T OUS LES MATINS je courais jusqu’à la colonne Morris pour voir les spectacles qu’elle
annonçait. Rien n’était plus désintéressé et plus heureux que les rêves offerts à mon
imagination par chaque pièce annoncée et qui étaient conditionnés à la fois par les images
inséparables des mots qui en composaient le titre et aussi de la couleur des affiches encore
humides et boursouflées de colle sur lesquelles il se détachait. Si ce n’est une de ces œuvres
étranges comme Le Testament de César Girodot et Œdipe-Roi lesquelles s’inscrivaient, non sur
l’affiche verte de l’Opéra-Comique, mais sur l’affiche lie-de-vin de la Comédie-Française, rien ne
me paraissait plus différent de l’aigrette étincelante et blanche des Diamants de la Couronne
que le satin lisse et mystérieux du Domino noir, et, mes parents m’ayant dit que quand j’irais
pour la première fois au théâtre j’aurais à choisir entre ces deux pièces, cherchant à approfondir
successivement le titre de l’une et le titre de l’autre, puisque c’était tout ce que je connaissais
d’elles, pour tâcher de saisir en chacun le plaisir qu’il me promettait et de le comparer à celui
que recélait l’autre, j’arrivais à me représenter avec tant de force, d’une part une pièce
éblouissante et fière, de l’autre une pièce douce et veloutée, que j’étais aussi incapable de
décider laquelle aurait ma préférence, que si, pour le dessert, on m’avait donné à opter entre du
riz à l’Impératrice et de la crème au chocolat.

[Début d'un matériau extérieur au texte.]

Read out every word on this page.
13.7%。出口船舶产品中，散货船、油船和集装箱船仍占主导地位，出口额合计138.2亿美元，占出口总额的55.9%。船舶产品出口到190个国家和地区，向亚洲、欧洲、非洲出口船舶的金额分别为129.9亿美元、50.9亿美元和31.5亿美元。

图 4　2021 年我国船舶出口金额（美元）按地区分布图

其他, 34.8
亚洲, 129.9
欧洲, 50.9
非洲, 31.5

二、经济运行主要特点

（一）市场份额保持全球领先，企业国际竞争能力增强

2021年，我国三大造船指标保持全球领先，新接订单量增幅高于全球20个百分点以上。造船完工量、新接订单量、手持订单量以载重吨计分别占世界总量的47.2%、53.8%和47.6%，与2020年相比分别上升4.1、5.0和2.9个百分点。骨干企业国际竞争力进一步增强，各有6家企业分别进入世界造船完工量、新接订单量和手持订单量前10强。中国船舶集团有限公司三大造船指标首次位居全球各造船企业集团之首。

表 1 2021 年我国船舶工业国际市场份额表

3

Toutes mes conversations avec mes camarades portaient sur ces acteurs dont l’art, bien
qu’il me fût encore inconnu, était la première forme, entre toutes celles qu’il revêt, sous laquelle
se laissait pressentir par moi, l’Art. Entre la manière que l’un ou l’autre avait de débiter, de
nuancer une tirade, les différences les plus minimes me semblaient avoir une importance
incalculable. Et, d’après ce que l’on m’avait dit d’eux, je les classais par ordre de talent, dans
des listes que je me récitais toute la journée, et qui avaient fini par durcir dans mon cerveau et
par le gêner de leur inamovibilité.
Plus tard, quand je fus au collège, chaque fois que pendant les classes, je correspondais,
aussitôt que le professeur avait la tête tournée, avec un nouvel ami, ma première question était
toujours pour lui demander s’il était déjà allé au théâtre et s’il trouvait que le plus grand acteur
était bien Got, le second Delaunay, etc. Et si, à son avis, Febvre ne venait qu’après Thiron, ou
Delaunay qu’après Coquelin, la soudaine motilité que Coquelin, perdant la rigidité de la pierre,
contractait dans mon esprit pour y passer au deuxième rang, et l’agilité miraculeuse, la féconde
animation dont se voyait doué Delaunay pour reculer au quatrième, rendait la sensation du
fleurissement et de la vie à mon cerveau assoupli et fertilisé.
Mais si les acteurs me préoccupaient ainsi, si la vue de Maubant sortant un après-midi du
Théâtre-Français m’avait causé le saisissement et les souffrances de l’amour, combien le nom
d’une étoile flamboyant à la porte d’un théâtre, combien, à la glace d’un coupé qui passait dans
la rue avec ses chevaux fleuris de roses au frontail, la vue du visage d’une femme que je
pensais être peut-être une actrice, laissait en moi un trouble plus prolongé, un effort
impuissant et douloureux pour me représenter sa vie. Je classais par ordre de talent les plus
illustres, Sarah Bernhardt, la Berma, Bartet, Madeleine Brohan, Jeanne Samary, mais
toutes m’intéressaient.
Marcel Proust, Du côté de chez Swann.